家に現金で置いているのであれば、その現金も相続財産として申告する必要があります。

 

税務署にはバレないだろう」と思っていても、税務署はしっかりと把握していることが多いので、出金したお金の使い途は、正直にきちんと説明できるようにしておく方が良いでしょう。

 

4.被相続人の死亡原因について

事故死か病死の区別、療養期間は長かったか否か、意思能力や行為能力はいつまであったかなどを確認します。

 

事故死か病死かで、相続対策に費やす時間が変わってきます。

特に、被相続人に認知症等や意思能力の衰えがみられる場合、相続開始前に財産整理を誰が行たのか、他の人へ財産の移動が行われていないか等の確認をするためです。

 

5.ご家族(相続人)の職業と収入、毎月の生活費

1ヶ月の収入(手取り)-生活費=1ヶ月の貯蓄額として、毎月の生活費の目安を計算します。

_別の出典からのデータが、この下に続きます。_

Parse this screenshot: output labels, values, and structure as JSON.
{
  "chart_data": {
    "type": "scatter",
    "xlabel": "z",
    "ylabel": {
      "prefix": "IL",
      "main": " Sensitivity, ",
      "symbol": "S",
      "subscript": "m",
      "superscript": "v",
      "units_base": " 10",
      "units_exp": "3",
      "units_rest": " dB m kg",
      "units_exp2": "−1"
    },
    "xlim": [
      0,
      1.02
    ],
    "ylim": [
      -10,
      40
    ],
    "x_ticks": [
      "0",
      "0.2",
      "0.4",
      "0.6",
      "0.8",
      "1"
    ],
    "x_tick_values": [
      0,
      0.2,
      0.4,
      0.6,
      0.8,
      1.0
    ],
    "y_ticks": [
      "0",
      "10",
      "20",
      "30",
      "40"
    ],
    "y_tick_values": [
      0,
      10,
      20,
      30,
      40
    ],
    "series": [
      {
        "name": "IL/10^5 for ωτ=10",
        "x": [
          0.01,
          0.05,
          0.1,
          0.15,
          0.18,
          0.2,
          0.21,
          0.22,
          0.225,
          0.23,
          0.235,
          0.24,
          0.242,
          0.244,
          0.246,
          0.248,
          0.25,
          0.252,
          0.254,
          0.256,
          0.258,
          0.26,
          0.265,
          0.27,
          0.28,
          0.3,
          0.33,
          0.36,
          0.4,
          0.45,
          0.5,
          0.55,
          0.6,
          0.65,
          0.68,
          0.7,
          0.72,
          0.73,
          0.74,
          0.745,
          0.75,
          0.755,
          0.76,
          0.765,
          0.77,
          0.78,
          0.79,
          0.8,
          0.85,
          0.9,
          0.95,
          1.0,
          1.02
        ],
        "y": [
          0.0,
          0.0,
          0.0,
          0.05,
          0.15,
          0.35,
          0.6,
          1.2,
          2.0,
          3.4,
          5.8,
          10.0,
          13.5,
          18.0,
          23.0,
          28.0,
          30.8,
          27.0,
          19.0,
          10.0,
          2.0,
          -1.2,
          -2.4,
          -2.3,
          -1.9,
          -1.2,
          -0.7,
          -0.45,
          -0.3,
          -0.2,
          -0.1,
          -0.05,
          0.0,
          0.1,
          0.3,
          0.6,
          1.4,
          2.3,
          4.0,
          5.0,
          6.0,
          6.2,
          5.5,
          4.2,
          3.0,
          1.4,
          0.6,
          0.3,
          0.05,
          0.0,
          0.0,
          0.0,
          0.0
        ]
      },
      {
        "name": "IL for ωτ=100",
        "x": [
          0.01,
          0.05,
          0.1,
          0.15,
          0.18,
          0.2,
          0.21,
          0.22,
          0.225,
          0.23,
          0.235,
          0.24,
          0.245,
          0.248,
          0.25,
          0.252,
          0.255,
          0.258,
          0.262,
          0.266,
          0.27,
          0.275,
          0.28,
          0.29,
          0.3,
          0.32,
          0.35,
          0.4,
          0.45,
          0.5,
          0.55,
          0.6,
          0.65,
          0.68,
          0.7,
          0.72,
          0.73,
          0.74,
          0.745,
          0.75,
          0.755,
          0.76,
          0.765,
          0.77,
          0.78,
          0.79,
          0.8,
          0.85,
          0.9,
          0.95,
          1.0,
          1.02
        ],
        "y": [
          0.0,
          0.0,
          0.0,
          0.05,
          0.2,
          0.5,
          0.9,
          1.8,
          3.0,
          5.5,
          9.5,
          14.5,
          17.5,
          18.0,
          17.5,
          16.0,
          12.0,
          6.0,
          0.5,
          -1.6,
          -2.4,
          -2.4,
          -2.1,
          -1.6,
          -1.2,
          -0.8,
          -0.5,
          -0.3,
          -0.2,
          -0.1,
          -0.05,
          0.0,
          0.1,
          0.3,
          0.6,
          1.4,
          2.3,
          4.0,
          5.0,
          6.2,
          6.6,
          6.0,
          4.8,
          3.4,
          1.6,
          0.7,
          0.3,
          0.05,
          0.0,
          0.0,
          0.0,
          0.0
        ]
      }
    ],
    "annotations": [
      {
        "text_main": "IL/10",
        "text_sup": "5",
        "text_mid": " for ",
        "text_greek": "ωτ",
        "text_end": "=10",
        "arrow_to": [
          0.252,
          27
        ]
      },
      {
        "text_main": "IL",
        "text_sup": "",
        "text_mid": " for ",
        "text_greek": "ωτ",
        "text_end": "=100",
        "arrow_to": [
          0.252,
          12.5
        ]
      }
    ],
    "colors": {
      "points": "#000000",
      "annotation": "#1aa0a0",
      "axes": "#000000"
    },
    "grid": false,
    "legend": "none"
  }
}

計算した額を超えて貯蓄が増えている場合、被相続人から援助があったのか、その際、贈与税の申告が行われているか等の確認が行われます。

その他よくある質問

 

被相続人の経歴や職歴について

蓄財の方法や当然所有しているであろう財産の推定を行います。

 

 

被相続人の財産は生前、誰が管理していたのか

 

管理者の預金と被相続人の預金との区分ができているか確認します。また、仮装隠ぺいしていた事実がある場合には、誰かを特定するために質問します。

 

相続人の家族の職業や推定所得について

 

相続人の収入の確認をし、相続人の預金等の有高のバランスを検討します。

 

郵便局やJAの預貯金等がないか

 

一般的に都心部以外の地域では郵便局やJAとの取引が多く行われているため、申告されていない場合、確認します。

 

相続税の納税資金はどこから捻出したのか

 

多額の相続税の納税資金の出所はどこかを確認し、申告漏れとなっている金融資産などの発見の端緒とします。

 

その他の金融資産はないか

 

具体的に○×銀行などに預金はないかと質問する場合には、資料を押さえたうえでの質問と思われます。その場合、相続人は再確認のうえ申告漏れがないか慎重な対応が必要です。

印鑑の保管場所

香典帳

誰が葬式に参列したか、銀行や証券会社の人はいないか

取引している(いた)金融機関の名称と支店名

被相続人の自宅の購入金額や過去の所有していた不動産の売却金額

相続人の家族の年齢、学校名、職業

入院していた場合には、その時期や病院名など

介護費用や入院費用にいくらかかったか

死亡直前に出金したお金があったら、その使い道

証券会社との取引状況

 

質問に対して明確な回答ができない場合、正直にわからないことを伝え、後日、事実関係を確認して回答を行うようにしましょう。

早めに税理士に相談

税務署はできるだけ多くの税金を取ろうとしてきます。また、正しい税額は法律の解釈次第で増減するため、税法に詳しい税理士を見方につけるのが得策です。

一生に一度か二度の手続きなのでやり方を覚えるメリットがほぼ無いことや、相続財産の中から税理士の報酬を支払えることを考えると、ぜひプロの税理士に依頼しましょう。